Goodbye, Balls
For those of you keeping a calendar to chronicle the fall of western civilization, be sure to enter May 14th, 2002. This is the day the NCAA announced that it would begin using synthetic basketballs in its tournament games, in lieu of the traditional leather balls. This comes in response to pressure from animal-rights loons like People for the Ethical Treatment of Animals. (Here's a poser: did I just insult PETA, or the loons?)
It isn't enough that these meddling celery-munchers have ruined McDonald's french fries; now they want our basketballs (and if you think that isn't a metaphor for their ultimate agenda, you obviously haven't met any of the androgynized hipsters who comprise the animal-rights throng).
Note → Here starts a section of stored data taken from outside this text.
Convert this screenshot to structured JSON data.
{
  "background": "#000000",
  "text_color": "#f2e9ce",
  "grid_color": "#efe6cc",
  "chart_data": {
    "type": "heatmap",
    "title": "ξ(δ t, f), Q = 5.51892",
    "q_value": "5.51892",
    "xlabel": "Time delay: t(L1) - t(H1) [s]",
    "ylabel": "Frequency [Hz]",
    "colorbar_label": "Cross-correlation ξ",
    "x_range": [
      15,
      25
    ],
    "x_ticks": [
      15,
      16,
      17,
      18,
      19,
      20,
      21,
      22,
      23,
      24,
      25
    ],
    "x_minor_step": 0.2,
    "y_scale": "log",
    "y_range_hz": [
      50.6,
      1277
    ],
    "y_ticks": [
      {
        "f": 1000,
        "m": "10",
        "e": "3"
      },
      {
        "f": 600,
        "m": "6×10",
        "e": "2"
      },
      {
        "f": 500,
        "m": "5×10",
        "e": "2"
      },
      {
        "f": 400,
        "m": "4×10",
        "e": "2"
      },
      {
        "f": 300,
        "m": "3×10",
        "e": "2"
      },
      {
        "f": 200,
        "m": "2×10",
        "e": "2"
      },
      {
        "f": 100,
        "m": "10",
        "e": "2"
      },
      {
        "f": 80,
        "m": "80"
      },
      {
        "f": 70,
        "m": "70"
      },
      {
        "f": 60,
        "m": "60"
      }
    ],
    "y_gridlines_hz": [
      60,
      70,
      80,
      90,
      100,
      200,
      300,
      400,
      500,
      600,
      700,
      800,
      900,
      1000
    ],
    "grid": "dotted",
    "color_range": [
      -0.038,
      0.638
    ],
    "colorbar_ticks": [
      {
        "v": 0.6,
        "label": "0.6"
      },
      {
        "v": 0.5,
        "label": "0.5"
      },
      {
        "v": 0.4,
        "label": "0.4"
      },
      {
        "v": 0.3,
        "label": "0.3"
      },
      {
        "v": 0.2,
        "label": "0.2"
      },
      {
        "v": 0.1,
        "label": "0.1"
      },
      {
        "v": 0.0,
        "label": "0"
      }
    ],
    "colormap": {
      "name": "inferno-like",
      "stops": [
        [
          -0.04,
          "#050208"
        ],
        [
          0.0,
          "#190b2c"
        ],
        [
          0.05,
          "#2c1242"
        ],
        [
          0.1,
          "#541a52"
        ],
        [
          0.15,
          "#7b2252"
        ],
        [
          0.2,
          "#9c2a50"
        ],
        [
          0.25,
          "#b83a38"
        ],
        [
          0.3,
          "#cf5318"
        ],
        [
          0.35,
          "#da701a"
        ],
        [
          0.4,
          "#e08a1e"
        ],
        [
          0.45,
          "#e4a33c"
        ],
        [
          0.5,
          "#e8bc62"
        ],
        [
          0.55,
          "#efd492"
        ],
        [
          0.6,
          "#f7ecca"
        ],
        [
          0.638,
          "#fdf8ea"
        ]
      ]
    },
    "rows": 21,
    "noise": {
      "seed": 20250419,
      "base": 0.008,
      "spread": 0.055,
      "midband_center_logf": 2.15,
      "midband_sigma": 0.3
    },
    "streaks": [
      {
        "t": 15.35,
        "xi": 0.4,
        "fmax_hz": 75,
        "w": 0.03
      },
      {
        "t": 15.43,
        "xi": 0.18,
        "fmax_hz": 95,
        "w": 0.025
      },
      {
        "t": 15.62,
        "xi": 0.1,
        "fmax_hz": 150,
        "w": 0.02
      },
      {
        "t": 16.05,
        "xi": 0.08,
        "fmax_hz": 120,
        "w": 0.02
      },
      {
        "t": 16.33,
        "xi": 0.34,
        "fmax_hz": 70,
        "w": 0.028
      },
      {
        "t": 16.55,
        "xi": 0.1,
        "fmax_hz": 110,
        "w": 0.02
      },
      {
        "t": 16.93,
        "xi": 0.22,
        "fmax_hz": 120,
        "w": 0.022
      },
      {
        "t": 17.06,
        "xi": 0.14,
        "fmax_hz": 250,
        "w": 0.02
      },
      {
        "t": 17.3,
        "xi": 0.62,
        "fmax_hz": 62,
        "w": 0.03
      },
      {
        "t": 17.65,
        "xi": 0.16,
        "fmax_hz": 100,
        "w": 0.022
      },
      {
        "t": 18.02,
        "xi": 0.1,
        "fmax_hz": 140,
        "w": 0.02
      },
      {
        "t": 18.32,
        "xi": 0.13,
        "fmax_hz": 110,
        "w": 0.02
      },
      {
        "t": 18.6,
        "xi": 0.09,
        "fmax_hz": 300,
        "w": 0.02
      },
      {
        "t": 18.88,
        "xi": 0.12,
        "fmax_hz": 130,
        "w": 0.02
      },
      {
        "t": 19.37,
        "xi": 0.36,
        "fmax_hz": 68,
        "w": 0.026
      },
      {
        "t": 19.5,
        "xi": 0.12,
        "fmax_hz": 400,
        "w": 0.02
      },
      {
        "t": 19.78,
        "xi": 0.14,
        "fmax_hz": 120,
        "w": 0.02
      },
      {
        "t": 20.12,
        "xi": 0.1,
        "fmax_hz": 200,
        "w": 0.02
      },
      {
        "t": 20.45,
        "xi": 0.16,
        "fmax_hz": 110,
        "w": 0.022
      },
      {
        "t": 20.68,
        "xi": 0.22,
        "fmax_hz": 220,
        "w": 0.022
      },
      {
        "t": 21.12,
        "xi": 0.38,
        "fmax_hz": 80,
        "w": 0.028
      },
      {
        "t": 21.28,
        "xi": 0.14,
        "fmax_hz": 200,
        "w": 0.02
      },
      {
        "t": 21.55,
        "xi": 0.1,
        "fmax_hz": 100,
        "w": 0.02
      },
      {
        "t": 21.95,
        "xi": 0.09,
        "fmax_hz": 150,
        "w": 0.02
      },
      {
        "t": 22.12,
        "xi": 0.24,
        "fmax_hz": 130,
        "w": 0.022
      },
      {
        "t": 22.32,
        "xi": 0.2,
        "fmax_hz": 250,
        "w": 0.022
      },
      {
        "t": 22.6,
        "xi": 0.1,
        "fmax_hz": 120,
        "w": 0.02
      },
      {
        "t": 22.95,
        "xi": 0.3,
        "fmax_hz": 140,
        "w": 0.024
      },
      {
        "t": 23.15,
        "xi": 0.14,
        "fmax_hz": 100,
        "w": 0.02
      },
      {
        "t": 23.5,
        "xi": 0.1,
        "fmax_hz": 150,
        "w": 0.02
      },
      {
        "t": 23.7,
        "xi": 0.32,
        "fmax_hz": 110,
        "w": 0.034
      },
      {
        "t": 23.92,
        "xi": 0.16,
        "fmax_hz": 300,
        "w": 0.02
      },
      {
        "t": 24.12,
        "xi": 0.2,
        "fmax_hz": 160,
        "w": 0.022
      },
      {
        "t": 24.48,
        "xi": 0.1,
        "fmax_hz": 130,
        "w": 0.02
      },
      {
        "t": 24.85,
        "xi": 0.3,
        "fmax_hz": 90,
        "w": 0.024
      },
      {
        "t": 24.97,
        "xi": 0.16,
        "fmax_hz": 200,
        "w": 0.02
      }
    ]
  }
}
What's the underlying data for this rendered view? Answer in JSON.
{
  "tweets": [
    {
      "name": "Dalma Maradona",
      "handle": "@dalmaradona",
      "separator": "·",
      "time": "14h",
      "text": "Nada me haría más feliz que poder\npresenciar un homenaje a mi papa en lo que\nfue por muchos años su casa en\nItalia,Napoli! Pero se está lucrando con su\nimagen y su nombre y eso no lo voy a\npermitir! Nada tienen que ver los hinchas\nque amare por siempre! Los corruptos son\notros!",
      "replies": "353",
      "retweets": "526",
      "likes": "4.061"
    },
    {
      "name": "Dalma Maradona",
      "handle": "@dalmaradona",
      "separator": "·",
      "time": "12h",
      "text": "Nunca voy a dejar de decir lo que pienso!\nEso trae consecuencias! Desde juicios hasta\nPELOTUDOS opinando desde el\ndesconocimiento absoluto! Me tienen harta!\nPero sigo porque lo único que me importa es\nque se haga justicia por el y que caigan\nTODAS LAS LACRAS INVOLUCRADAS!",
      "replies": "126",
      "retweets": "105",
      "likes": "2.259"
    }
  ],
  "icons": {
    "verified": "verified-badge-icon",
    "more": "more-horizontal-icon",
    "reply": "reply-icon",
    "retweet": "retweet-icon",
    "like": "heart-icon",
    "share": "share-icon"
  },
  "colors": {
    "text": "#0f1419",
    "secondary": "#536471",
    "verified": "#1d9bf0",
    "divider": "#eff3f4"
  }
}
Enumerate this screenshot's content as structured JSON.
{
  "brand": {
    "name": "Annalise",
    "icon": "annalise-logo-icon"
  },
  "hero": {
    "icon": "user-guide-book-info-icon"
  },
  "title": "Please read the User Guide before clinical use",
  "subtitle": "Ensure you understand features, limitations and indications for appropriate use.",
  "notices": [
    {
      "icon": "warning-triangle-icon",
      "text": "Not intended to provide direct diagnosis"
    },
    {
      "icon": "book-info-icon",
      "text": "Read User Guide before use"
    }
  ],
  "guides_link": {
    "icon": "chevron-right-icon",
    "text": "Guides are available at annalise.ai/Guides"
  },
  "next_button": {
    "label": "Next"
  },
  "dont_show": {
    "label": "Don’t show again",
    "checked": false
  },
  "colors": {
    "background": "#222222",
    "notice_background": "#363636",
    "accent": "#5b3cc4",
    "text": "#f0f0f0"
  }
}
Here's a snapshot of what's in store: "pleather." It's what the WNBA uses. The WNBA. It's probably produced by the same people who make Naugahyde, and vinyl siding, and -- may they all suffer permanent ACL damage -- Astroturf.
But, according to Shannon, the PETA spokesdrone whose name is as sexually ambiguous as every PETA protester I ever had the misfortune not to run over in my SUV while wiping cheeseburger grease off my leather jacket, "it's hard to put a price on a cow's life."
To which I respond: Bull-hockey.
Don't think it will stop with basketball. These people are never done. They're going after baseball and football next. And then they're coming after your food. They won't be satisfied until we're all shuffling about with iron deficiencies. And can you imagine what football games will be like, as we choke down tofu dogs and give weak cheers to undernourished players as they fumble about, trying to keep hold of their slippery, PETA-sponsored plastic football?
It's time to retaliate, people. Go eat some meat. I don't mean a Taco Bell Chicken Soft Taco, either. I'm talking about a substantial portion of an animal -- enough that they have to kill another one just to fill your order. Recall that scene in "The Untouchables," when Sean Connery explains to Kevin Costner's Eliot Ness, "If they bring a knife, you bring a gun. If they send one of yours to the hospital, you send one of theirs to the morgue!" That's the mindset we need here. Every time these parsley-chewers get together at the local alternative book store to sip herbal tea and plot their next move, we need for them to envision legions of angry carnivores happily putting Elsie, Lamb Chop, and Foghorn Leghorn to the knife in a glorious act of epicurean retaliation. It may mean that a few of us kick off a year or two sooner, but remember, every war has casualties.
I'm going to go grab a cheeseburger right now, and kick my neighbor's dog for good measure. I expect you all to do the same.